Analysis From Vascular Quality Initiative Shows Correlation of AAA Size and Outcomes After EVAR


November 6, 2019—The Society for Vascular Surgery announced the publication of findings from a study based on 22,975 patient records in the Vascular Quality Initiative (VQI), showing that abdominal aortic aneurysm (AAA) diameter has important implications for operative and long-term outcomes for patients. The study of differences in patient selection and outcomes based on AAA diameter thresholds in the VQI was published by Douglas W. Jones, MD, et al in Journal of Vascular Surgery (2019;70:1446–1455).

The SVS announcement noted that international societies—using historical data and more recent large randomized controlled trials—recommend elective repair of AAA when the diameter exceeds 5 cm in women and 5.5 cm in men. Repair for small aneurysms may be indicated if there is excessive growth, saccular morphology, or family history of AAA. The authors of the study point out that the relatively high proportion of elective AAA repairs at smaller diameters in the United States is associated with lower population-level AAA-related death and rupture compared with the United Kingdom.

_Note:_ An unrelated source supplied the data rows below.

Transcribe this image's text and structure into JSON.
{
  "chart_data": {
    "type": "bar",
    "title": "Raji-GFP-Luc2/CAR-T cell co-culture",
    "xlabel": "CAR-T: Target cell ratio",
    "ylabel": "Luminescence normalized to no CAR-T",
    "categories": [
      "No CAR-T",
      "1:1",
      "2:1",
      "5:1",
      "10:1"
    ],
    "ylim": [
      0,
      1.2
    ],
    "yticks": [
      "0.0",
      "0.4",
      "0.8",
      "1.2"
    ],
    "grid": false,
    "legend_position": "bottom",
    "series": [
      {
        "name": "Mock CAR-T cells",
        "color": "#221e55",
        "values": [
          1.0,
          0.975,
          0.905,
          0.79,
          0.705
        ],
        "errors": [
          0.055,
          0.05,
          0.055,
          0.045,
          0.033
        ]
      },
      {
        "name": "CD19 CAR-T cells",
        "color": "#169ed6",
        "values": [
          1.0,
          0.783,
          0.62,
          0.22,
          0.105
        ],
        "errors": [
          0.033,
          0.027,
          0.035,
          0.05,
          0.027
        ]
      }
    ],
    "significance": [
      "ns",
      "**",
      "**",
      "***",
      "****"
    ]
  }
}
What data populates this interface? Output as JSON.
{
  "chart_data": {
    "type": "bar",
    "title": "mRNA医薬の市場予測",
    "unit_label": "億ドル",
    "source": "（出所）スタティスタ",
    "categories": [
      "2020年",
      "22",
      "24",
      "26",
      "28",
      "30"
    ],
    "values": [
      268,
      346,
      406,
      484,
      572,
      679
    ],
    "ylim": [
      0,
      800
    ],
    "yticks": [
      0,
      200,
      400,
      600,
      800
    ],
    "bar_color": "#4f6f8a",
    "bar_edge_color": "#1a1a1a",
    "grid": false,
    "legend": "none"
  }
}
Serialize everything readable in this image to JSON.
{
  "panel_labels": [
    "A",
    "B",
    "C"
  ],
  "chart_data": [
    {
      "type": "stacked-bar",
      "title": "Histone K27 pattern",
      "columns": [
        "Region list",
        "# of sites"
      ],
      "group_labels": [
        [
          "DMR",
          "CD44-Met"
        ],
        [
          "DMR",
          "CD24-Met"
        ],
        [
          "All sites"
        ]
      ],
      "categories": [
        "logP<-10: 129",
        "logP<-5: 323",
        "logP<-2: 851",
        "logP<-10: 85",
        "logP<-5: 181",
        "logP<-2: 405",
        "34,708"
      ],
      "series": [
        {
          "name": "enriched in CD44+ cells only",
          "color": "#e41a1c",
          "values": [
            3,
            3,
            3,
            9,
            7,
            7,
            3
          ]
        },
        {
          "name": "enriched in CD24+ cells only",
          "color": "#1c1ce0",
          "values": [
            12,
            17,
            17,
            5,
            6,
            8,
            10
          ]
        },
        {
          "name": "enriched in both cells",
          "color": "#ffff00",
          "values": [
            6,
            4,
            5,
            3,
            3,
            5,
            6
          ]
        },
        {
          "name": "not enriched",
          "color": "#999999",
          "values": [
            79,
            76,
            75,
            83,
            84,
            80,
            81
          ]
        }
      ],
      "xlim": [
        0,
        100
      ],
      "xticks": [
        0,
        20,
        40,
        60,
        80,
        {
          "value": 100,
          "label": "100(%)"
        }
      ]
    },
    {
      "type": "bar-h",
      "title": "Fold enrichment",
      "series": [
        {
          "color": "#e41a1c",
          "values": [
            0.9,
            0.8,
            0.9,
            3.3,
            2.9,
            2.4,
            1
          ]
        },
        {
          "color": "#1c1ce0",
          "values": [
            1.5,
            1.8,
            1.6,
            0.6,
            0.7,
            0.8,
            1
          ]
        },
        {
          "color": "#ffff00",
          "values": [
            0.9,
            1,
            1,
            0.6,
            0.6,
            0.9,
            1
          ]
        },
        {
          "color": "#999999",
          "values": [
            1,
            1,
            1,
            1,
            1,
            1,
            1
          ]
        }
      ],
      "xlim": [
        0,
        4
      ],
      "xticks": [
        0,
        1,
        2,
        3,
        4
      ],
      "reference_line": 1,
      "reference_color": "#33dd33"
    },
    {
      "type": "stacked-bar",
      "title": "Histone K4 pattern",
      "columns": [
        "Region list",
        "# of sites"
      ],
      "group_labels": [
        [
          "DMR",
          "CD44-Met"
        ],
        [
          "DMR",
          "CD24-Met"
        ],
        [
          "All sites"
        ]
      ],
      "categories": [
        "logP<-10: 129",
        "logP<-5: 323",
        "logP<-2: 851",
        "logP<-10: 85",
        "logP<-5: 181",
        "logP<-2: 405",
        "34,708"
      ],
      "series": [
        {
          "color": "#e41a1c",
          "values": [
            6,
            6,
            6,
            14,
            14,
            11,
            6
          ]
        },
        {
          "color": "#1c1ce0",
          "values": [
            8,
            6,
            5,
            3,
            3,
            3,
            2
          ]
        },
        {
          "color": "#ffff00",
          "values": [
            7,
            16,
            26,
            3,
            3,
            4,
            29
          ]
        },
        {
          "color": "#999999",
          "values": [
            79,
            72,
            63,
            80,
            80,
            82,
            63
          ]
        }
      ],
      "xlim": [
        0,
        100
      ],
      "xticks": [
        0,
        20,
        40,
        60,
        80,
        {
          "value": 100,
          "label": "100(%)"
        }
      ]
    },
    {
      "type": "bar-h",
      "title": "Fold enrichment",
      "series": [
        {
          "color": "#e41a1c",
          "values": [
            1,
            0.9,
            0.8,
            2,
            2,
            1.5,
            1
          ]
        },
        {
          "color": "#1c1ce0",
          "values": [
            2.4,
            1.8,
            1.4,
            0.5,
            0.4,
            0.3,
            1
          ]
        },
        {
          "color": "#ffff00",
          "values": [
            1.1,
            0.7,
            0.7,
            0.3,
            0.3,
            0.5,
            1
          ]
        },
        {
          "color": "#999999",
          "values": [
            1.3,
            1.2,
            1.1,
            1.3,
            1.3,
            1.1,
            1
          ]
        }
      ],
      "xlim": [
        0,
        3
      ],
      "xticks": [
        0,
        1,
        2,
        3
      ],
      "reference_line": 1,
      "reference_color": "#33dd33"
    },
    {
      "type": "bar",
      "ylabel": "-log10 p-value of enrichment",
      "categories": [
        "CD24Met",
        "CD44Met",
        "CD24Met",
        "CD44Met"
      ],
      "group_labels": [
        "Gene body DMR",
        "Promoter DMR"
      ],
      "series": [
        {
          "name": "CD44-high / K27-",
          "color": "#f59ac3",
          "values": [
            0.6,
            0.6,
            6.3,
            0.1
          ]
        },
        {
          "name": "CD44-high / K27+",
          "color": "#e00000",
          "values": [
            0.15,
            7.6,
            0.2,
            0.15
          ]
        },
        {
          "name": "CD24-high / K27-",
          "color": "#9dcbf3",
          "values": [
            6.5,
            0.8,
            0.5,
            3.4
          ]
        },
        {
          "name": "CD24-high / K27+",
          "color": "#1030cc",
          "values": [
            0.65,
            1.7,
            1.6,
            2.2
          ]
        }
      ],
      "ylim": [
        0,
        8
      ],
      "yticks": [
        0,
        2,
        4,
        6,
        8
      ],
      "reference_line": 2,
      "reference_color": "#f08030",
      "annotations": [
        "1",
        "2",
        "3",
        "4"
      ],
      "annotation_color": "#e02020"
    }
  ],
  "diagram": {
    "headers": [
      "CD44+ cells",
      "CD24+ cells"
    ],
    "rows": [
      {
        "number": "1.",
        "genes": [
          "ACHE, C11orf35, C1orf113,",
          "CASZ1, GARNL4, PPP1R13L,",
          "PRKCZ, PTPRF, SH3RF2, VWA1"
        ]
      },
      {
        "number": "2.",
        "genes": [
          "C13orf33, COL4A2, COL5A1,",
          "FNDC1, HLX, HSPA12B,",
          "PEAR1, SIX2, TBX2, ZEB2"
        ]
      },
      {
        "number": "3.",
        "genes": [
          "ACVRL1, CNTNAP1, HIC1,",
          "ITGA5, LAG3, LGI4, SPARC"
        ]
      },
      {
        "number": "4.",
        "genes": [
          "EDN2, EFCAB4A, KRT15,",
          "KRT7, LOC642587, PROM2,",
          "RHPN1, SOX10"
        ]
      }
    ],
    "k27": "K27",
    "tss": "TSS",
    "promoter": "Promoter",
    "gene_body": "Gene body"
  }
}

Dr. Jones stated in the SVS announcement, “There are relatively few high-quality data describing national practice patterns and outcomes associated with AAA diameter. Using the VQI database, we sought to describe differences in patient characteristics and selection based on AAA diameter. Secondarily, we examined the effect of AAA diameter on operative and long-term outcomes.”

The multicenter team analyzed 22,975 patients enrolled in the VQI who underwent elective endovascular aneurysm repair (EVAR) from 2003 to 2017. They divided the cohorts studied into small AAA (< 5 cm in women, < 5.5 cm in men; n = 9,353 [41%]), medium AAA (5–6.5 cm in women, 5.5–6.5 cm in men; n = 10,842 [47%]), and large AAA (> 6.5 cm; n = 2,780 [12%]) groups.

The investigators reported that 30-day mortality reates in these three groups were 0.4%, 0.9%, and 1.6%, respectively. Further, patients with small aneurysms had the lowest rates of medical complications, type I endoleak at time of procedure, and the shortest length of stay.

At 5 years, overall survival was predicted by AAA size at the time of EVAR with the following rates: 88% for small, 81% for medium, and 75% for large.

In the SVS announcement, Dr. Jones advised, “The survival rates for patients undergoing EVAR for small AAAs were comparable to those seen in the surveillance arms of recent trials (90% at 4.5 years). As a result, although these data illustrate that long-term survival is associated with AAA diameter at the time of EVAR, they should not be interpreted as supportive of EVAR for small AAAs over surveillance.” He further noted that many factors besides maximum AAA diameter can be factors in recommending repair or surveillance. “These data show that a large proportion of elective EVARs nationwide are being performed for small AAAs and the clinical indications for these repairs merit further study, especially given relative unanimity of guideline recommendations,” concluded Dr. Jones.